Earnings In Financials And Interest Rates

Earnings In Financials And Interest Rates

Key Takeaways

  • Earnings Season Outlook
  • Bond Market Signals
  • Market Volatility and Specific Sectors

Stocks gained nearly 1% across the board last week as earnings season got underway and economic numbers continued supporting hopes for a soft landing. If there is a potential canary in the coal mine, it’s bonds, where rates at the long end of the interest rate curve have been climbing and that could tie into earnings. But first, let’s discuss earnings and the week ahead.

While most people don’t consider earnings season to truly kick off until the financials begin reporting, we have had a handful of companies report in addition to JP Morgan and Wells Fargo. Based on those reports and what is forecast, earnings are on a trajectory that would see a growth rate of just over 4%. However, there is a big caveat to that.

According to FactSet, in thirty-seven of the last forty quarters, actual earnings have exceeded estimates. In fact, reported earnings have been nearly 7% higher than forecast. Therefore, if history is any guide, earnings for the S&P 500 will likely come in closer to 7% and it’s that 7% number which will likely serve as the so-called “whisper number” we often hear about.

While the overall index earnings growth rate matters in terms of fundamental valuation, equally important will be listening to what companies have to say looking forward. Forward-looking statements are always key, but this quarter in particular we could get some nuanced guidance with hedged wording based on the election outcome.

In looking at this week’s economic calendar, I don’t see any report or reports that are likely to move markets much. However, we do have members of the Fed speaking every day except for Wednesday. In the wake of last week’s release of minutes from the most recent Federal Reserve Open Market Committee (FOMC) meeting, I’m looking for any hints about the next meeting, scheduled just two days after the elections. And that gets us back to bonds.

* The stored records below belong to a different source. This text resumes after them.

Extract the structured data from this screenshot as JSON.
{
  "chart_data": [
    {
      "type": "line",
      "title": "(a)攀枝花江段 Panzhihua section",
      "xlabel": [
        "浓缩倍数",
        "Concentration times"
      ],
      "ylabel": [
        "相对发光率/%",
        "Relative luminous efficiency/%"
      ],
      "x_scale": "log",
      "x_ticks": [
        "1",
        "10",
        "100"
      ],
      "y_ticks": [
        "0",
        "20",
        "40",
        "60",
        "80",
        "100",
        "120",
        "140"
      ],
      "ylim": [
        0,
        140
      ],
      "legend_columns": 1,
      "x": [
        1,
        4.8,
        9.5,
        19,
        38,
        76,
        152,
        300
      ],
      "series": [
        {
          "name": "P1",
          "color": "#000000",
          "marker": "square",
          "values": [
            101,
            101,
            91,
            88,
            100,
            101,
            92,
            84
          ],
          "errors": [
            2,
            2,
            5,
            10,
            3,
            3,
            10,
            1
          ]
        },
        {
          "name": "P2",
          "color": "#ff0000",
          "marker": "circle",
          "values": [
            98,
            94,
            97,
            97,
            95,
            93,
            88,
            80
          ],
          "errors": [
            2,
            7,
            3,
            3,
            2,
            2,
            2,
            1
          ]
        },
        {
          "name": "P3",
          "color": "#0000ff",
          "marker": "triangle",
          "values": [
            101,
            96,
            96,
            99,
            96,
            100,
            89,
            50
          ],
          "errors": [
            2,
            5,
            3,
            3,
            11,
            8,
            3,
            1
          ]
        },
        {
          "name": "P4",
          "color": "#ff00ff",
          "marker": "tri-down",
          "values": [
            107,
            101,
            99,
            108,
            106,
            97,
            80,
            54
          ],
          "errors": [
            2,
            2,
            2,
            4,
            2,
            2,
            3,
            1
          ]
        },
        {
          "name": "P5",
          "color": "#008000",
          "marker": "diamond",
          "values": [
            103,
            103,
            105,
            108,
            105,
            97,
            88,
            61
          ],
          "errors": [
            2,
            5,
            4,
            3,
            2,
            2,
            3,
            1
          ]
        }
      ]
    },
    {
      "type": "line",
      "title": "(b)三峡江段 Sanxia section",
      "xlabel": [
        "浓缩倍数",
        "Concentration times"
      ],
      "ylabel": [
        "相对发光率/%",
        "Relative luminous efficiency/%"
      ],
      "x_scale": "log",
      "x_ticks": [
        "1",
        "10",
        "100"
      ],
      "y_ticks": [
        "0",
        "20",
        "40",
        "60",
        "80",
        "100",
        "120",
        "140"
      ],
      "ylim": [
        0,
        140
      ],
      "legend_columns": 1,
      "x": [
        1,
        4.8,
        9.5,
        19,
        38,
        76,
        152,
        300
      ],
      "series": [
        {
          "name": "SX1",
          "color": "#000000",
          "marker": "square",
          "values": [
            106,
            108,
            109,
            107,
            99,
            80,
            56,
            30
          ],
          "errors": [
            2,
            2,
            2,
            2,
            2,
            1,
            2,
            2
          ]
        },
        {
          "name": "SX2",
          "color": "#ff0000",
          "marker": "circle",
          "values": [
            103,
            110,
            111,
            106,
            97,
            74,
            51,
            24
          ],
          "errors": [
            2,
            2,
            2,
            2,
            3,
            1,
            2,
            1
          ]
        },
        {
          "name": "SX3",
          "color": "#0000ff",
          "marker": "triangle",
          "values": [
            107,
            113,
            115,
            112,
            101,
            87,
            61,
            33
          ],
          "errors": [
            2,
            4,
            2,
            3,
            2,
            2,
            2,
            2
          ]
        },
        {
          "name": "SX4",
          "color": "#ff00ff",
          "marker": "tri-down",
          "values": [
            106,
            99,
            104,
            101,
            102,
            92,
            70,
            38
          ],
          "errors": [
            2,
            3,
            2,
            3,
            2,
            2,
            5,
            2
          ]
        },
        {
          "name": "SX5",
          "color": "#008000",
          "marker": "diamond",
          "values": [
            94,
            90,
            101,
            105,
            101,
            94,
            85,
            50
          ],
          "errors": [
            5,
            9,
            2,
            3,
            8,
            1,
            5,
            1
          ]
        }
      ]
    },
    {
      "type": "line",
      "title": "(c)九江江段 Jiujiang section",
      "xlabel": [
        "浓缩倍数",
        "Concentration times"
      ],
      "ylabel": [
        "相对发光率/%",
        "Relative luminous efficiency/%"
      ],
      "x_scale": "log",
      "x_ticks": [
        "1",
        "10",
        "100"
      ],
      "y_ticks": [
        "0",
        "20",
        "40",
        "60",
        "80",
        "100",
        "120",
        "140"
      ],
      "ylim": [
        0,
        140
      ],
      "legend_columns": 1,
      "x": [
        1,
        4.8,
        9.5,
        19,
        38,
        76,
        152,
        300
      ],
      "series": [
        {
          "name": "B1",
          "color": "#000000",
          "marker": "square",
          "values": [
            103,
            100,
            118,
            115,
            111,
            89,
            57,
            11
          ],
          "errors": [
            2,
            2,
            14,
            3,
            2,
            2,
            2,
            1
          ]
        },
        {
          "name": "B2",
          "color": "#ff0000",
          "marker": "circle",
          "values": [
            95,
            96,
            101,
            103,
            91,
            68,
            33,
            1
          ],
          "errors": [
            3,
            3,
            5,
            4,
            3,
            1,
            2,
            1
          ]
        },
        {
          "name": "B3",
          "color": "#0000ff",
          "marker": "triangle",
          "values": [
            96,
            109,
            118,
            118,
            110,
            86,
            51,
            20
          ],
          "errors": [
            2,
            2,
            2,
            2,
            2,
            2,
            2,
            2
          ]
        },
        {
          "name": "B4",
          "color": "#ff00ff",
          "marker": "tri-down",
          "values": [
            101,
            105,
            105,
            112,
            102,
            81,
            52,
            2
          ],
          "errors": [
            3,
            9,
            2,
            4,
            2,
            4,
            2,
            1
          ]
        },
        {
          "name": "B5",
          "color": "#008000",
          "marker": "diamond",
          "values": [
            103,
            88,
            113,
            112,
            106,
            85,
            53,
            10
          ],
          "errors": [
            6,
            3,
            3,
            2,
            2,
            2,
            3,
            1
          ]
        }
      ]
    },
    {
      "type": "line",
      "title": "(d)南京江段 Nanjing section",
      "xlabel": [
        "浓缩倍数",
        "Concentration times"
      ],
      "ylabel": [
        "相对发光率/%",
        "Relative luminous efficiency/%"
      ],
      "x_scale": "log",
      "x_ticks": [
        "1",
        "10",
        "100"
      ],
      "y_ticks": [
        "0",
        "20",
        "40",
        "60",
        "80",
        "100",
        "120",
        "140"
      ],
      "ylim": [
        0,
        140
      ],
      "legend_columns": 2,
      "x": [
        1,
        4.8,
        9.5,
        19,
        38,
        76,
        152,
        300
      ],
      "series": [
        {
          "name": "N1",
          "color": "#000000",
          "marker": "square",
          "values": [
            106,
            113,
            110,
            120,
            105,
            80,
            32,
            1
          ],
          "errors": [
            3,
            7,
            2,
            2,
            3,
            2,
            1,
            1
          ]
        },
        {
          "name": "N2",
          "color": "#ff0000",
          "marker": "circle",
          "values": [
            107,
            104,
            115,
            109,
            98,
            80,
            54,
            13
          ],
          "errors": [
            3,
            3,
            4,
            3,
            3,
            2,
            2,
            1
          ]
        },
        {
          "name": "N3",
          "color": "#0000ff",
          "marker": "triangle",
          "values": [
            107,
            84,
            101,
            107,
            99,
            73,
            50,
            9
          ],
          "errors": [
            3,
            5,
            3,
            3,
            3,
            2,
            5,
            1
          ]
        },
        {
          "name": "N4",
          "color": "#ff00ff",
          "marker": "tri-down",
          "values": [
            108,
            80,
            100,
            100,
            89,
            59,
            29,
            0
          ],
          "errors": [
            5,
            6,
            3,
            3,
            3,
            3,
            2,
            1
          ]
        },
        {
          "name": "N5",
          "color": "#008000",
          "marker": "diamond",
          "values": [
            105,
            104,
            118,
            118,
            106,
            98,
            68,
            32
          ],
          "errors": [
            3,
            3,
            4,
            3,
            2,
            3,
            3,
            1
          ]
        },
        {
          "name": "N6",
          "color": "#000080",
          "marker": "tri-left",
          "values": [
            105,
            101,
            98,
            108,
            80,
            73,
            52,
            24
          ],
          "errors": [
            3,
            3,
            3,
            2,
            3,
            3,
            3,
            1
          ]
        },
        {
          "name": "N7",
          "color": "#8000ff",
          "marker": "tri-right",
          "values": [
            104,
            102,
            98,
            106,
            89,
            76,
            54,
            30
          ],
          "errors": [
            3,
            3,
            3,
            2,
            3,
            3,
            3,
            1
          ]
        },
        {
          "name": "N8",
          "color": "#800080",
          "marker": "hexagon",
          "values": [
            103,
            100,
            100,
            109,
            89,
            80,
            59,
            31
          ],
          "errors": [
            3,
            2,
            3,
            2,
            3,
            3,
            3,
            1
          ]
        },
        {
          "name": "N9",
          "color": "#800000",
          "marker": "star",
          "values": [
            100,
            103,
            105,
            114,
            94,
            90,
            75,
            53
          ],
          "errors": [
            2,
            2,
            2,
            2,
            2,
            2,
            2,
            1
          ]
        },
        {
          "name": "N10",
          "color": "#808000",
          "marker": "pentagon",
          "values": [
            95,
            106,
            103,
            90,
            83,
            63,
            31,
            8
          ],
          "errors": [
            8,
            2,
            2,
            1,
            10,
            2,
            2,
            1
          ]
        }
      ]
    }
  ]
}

When analysts talk about the yield curve, they’re talking about interest rates over varying periods of time. Traditionally, bonds taking longer to mature offer a higher rate of return than bonds for shorter durations because money is being tied up for a longer period of time. We’re coming out of a situation where the curve was inverted for an extended period of time. That means, shorter term investments paid more interest than longer term investments. That happens when markets are nervous about the current environment. The curve has now “normalized” but the rates at the long end have not only recovered, they’ve kind of taken off. That suggests less concern about the near-term, but greater concern as we move out in time.

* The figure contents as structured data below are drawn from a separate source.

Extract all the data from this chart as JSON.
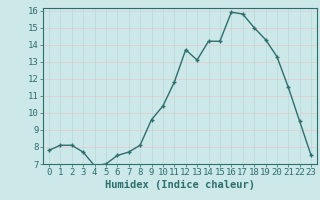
{
  "x": [
    0,
    1,
    2,
    3,
    4,
    5,
    6,
    7,
    8,
    9,
    10,
    11,
    12,
    13,
    14,
    15,
    16,
    17,
    18,
    19,
    20,
    21,
    22,
    23
  ],
  "y": [
    7.8,
    8.1,
    8.1,
    7.7,
    6.9,
    7.0,
    7.5,
    7.7,
    8.1,
    9.6,
    10.4,
    11.8,
    13.7,
    13.1,
    14.2,
    14.2,
    15.9,
    15.8,
    15.0,
    14.3,
    13.3,
    11.5,
    9.5,
    7.5
  ],
  "line_color": "#2d6e6e",
  "marker": "+",
  "bg_color": "#cce8e8",
  "grid_color": "#b8d8d8",
  "grid_color2": "#e8c8c8",
  "xlabel": "Humidex (Indice chaleur)",
  "ylim": [
    7,
    16
  ],
  "xlim": [
    -0.5,
    23.5
  ],
  "yticks": [
    7,
    8,
    9,
    10,
    11,
    12,
    13,
    14,
    15,
    16
  ],
  "xticks": [
    0,
    1,
    2,
    3,
    4,
    5,
    6,
    7,
    8,
    9,
    10,
    11,
    12,
    13,
    14,
    15,
    16,
    17,
    18,
    19,
    20,
    21,
    22,
    23
  ],
  "tick_color": "#2d6e6e",
  "label_color": "#2d6e6e",
  "font_size": 6.5,
  "xlabel_font_size": 7.5
}
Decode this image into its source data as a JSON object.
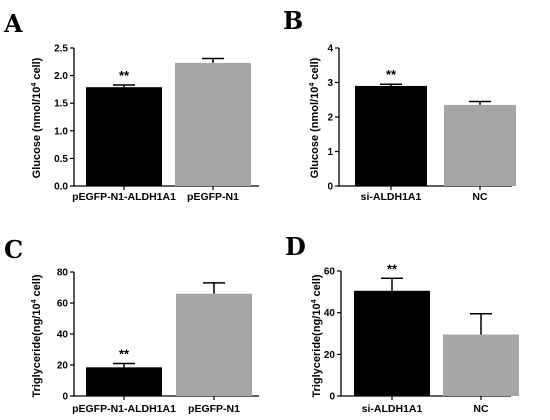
{
  "colors": {
    "bar_dark": "#000000",
    "bar_light": "#a6a6a6",
    "axis": "#000000"
  },
  "chart_data": [
    {
      "panel": "A",
      "type": "bar",
      "ylabel_pre": "Glucose (nmol/10",
      "ylabel_sup": "4",
      "ylabel_post": " cell)",
      "ylim": [
        0,
        2.5
      ],
      "yticks": [
        0,
        0.5,
        1.0,
        1.5,
        2.0,
        2.5
      ],
      "ytick_labels": [
        "0.0",
        "0.5",
        "1.0",
        "1.5",
        "2.0",
        "2.5"
      ],
      "categories": [
        "pEGFP-N1-ALDH1A1",
        "pEGFP-N1"
      ],
      "values": [
        1.79,
        2.23
      ],
      "errors": [
        0.04,
        0.08
      ],
      "significance": [
        "**",
        ""
      ]
    },
    {
      "panel": "B",
      "type": "bar",
      "ylabel_pre": "Glucose (nmol/10",
      "ylabel_sup": "4",
      "ylabel_post": " cell)",
      "ylim": [
        0,
        4
      ],
      "yticks": [
        0,
        1,
        2,
        3,
        4
      ],
      "ytick_labels": [
        "0",
        "1",
        "2",
        "3",
        "4"
      ],
      "categories": [
        "si-ALDH1A1",
        "NC"
      ],
      "values": [
        2.9,
        2.35
      ],
      "errors": [
        0.05,
        0.1
      ],
      "significance": [
        "**",
        ""
      ]
    },
    {
      "panel": "C",
      "type": "bar",
      "ylabel_pre": "Triglyceride(ng/10",
      "ylabel_sup": "4",
      "ylabel_post": " cell)",
      "ylim": [
        0,
        80
      ],
      "yticks": [
        0,
        20,
        40,
        60,
        80
      ],
      "ytick_labels": [
        "0",
        "20",
        "40",
        "60",
        "80"
      ],
      "categories": [
        "pEGFP-N1-ALDH1A1",
        "pEGFP-N1"
      ],
      "values": [
        18.5,
        66
      ],
      "errors": [
        2.5,
        7
      ],
      "significance": [
        "**",
        ""
      ]
    },
    {
      "panel": "D",
      "type": "bar",
      "ylabel_pre": "Triglyceride(ng/10",
      "ylabel_sup": "4",
      "ylabel_post": " cell)",
      "ylim": [
        0,
        60
      ],
      "yticks": [
        0,
        20,
        40,
        60
      ],
      "ytick_labels": [
        "0",
        "20",
        "40",
        "60"
      ],
      "categories": [
        "si-ALDH1A1",
        "NC"
      ],
      "values": [
        50.5,
        29.5
      ],
      "errors": [
        6,
        10
      ],
      "significance": [
        "**",
        ""
      ]
    }
  ]
}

At the beginning of today’s column, I hinted at how the bond situation may tie into earnings. With long-term rates climbing, I am wondering if we are going to hear concerns from companies when discussing future guidance. The bond market is expressing some hesitation, and I want to see if CEOs express similar concerns.

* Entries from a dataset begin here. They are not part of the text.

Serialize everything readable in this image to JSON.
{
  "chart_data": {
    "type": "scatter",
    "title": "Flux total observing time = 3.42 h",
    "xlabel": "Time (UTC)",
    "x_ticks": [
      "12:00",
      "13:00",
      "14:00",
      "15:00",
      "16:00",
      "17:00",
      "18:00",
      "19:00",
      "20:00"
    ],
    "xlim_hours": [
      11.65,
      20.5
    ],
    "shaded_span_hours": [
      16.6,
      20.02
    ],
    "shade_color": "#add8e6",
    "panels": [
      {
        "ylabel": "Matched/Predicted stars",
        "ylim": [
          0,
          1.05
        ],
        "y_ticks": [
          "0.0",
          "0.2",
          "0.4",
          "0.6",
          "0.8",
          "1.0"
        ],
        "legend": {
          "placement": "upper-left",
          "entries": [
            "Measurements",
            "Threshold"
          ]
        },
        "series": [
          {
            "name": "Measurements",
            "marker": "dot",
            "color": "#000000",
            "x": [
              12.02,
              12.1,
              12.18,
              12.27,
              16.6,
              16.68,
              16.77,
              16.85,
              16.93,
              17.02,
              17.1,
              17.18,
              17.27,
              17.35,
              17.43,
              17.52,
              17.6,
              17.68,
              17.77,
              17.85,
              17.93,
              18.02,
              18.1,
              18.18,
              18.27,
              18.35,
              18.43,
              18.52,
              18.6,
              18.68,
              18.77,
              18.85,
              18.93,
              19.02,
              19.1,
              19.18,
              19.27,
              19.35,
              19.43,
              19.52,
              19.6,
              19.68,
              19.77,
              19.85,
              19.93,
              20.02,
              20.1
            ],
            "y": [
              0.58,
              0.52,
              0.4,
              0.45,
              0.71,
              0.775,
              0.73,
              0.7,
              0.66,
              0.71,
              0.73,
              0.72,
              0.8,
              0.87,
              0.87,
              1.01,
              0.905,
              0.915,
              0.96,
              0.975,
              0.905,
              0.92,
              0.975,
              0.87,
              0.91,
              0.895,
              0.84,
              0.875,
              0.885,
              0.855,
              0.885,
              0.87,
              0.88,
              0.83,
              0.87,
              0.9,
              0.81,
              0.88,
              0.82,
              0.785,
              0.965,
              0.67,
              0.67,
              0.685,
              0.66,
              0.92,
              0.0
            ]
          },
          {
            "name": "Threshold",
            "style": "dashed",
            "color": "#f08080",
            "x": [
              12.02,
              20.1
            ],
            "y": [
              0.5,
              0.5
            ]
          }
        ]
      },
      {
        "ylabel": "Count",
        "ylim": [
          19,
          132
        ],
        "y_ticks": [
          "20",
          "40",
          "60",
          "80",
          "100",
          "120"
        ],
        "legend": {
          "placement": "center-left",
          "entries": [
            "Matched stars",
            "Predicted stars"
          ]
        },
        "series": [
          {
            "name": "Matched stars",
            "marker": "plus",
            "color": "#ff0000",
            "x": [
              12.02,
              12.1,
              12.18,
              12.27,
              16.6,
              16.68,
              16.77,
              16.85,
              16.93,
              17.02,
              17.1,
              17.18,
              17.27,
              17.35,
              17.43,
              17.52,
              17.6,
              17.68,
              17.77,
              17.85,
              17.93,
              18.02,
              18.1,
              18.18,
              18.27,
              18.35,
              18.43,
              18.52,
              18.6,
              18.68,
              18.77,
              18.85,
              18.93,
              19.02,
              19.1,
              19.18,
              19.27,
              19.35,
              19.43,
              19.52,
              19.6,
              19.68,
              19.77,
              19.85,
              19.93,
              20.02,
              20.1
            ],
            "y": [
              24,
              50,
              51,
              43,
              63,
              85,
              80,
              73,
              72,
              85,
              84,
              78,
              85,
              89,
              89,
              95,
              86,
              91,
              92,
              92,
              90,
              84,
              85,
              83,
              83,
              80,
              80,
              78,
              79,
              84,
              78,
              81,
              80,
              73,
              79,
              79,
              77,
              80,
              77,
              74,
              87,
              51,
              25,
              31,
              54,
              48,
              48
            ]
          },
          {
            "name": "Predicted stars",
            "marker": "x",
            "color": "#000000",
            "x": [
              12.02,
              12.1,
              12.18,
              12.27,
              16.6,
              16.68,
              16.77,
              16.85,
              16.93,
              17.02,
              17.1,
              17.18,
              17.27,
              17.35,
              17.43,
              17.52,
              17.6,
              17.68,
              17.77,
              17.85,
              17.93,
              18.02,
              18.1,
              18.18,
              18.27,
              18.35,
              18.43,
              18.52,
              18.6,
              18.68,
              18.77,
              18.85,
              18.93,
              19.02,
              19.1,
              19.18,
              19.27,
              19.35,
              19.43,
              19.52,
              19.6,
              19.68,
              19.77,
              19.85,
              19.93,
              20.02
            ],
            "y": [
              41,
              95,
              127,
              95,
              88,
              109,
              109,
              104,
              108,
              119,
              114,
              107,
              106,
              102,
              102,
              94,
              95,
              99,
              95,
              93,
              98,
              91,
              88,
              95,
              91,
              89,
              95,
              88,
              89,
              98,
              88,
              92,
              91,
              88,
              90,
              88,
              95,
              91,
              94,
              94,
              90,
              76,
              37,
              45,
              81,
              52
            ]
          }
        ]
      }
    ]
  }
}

This week on the earnings calendar, we’ll hear from a number of companies in the financial sector. Bank of America, Citigroup, Goldman Sachs and Schwab all report before the open on Tuesday, along with Walgreens. Then later in the week, on Thursday, we’ll hear from Netflix. With Netflix, there have been a number of calls for a price increase despite the streamer already having recently raised prices and cut down on password sharing.

For today, with the bond market closed for the holiday, I don’t expect equities to do too much. These types of days, though rare, are often quiet with low volume. If there are two things I’m watching today, they are the VIX and casino stocks. Despite markets having a good week last week, it’s worth noting volatility crept higher on the week by 6%. That could be a result of any number of things from earnings to the election, but it’s something worth monitoring. And then in Macao, a new leader was elected over the weekend. One of his initiatives is to reduce the number of U.S. companies that own and operate casinos. In premarket, several casino stocks are trading lower. As always, I would stick with your investing plans and long-term objectives.